Macron nage à contre-courant international, vers une intensification des restructurations néolibérales. La théorie d’Amable et Palombarini fournit une interprétation puissante de ce phénomène. La désarticulation progressive du modèle national fortement coordonné, qui s’est déroulée au cours de quatre décennies de réforme néolibérale progressive, a déçu les attentes des classes populaires. Cela a conduit à une désagrégation des blocs traditionnels de droite et de gauche, ouvrant la voie à un mouvement néolibéral-bourgeois à part entière, incarné par Macron. Cependant, le manque de soutien populaire à ce mouvement entrave sa capacité à poursuivre une néolibéralisation radicale. Cela a été démontré avec force par les gilets jaunes , avant même que la crise de Covid-19 ne rende le playbook néolibéral obsolète.

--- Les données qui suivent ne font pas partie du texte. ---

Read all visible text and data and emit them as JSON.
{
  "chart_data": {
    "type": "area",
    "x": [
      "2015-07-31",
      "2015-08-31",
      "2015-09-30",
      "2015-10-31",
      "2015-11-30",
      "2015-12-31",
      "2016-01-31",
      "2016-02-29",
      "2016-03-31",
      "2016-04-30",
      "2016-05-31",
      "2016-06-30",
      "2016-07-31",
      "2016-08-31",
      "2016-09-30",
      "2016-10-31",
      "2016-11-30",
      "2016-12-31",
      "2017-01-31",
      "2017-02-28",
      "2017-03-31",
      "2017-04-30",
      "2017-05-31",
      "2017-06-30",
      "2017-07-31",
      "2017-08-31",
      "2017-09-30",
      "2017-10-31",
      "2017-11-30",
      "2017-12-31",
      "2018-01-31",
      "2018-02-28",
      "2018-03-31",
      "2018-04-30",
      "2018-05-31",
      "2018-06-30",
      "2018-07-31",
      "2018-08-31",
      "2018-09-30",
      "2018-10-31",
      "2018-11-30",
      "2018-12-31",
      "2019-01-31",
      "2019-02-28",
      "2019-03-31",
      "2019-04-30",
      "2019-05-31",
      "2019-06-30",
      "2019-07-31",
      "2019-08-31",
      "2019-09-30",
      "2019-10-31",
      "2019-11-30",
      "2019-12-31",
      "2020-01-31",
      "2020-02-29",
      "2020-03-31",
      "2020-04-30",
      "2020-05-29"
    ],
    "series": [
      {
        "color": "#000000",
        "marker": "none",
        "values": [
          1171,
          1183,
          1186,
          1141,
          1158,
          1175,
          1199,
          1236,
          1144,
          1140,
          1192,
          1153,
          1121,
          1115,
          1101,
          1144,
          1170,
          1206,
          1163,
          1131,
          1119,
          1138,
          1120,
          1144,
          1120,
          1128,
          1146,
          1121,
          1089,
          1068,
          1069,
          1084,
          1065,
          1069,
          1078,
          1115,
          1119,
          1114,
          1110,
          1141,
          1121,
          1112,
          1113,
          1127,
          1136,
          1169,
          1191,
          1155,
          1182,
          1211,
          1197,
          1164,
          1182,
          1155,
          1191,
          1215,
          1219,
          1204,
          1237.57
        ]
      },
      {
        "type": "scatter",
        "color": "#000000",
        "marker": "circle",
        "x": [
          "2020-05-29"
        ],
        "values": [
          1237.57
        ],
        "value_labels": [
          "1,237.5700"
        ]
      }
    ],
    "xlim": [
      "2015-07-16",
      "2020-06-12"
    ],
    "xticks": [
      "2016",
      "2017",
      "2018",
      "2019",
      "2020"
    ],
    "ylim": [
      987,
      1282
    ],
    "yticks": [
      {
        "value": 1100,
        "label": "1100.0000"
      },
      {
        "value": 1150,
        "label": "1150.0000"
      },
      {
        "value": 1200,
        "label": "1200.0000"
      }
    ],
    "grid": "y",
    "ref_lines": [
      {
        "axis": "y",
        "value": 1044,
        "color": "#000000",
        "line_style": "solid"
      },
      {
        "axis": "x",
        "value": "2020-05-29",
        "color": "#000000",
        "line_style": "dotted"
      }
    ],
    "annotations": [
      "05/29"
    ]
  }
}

Il y a beaucoup à apprendre de ces diverses itérations – polanyienne, post-keynésienne, régulation, gramscienne – de l’approche des étapes historiques : la non-linéarité du changement, la contingence de l’expansion techno-économique sur des cadres institutionnels adéquats, les réactions socio-politiques aux forces destructrices des marchés et aux changements qualitatifs du système induits par ses mutations. Ces informations nous aident à décrypter la conjoncture actuelle et à prévoir ses directions possibles. Cependant, nous devons également garder à l’esprit les effets cumulatifs des stades de développement successifs. Les contradictions n’existent pas seulement au sein de chaque phase ; elles s’accumulent également d’étape en étape, alors que la dynamique d’un régime d’accumulation entre en conflit avec ses prédécesseurs. Le capitalisme, en tant que système, vieillit.
Avec la mondialisation de l’industrie manufacturière, la surcapacité continue de s’accumuler et les correctifs spatiaux continuent de s’épuiser, rendant la contradiction interne du processus d’accumulation manifeste à un niveau véritablement mondial. Il reste douteux que l’industrialisation des services et sa fragmentation internationale puissent créer des opportunités suffisamment importantes pour absorber cette masse de capital suraccumulé. En attendant, ce que James O’Connor a décrit comme la deuxième contradiction du capitalisme prend de l’ampleur. Pour O’Connor, un obstacle clé au développement capitaliste ne se pose pas dans le processus d’accumulation en soi mais « entre les rapports de production capitalistes (et les forces productives) et les conditions de la production capitaliste », en raison de « l’appropriation et l’utilisation économiquement autodestructrices du capitalisme de la force de travail, de l’infrastructure et de l’espace urbains, et de la nature ou de l’environnement extérieur ». La crise écologique, la hausse des prix des soins de santé et de l’éducation, la détérioration des infrastructures physiques – tout cela indique des coûts croissants du côté de l’offre qui pourraient entraver davantage le processus d’accumulation. Traiter ces questions n’est en aucun cas hors de portée de l’action humaine. Mais il serait insensé de ne pas se demander si la contrainte systémique supplémentaire du profit n’a pas placé la barre trop haut.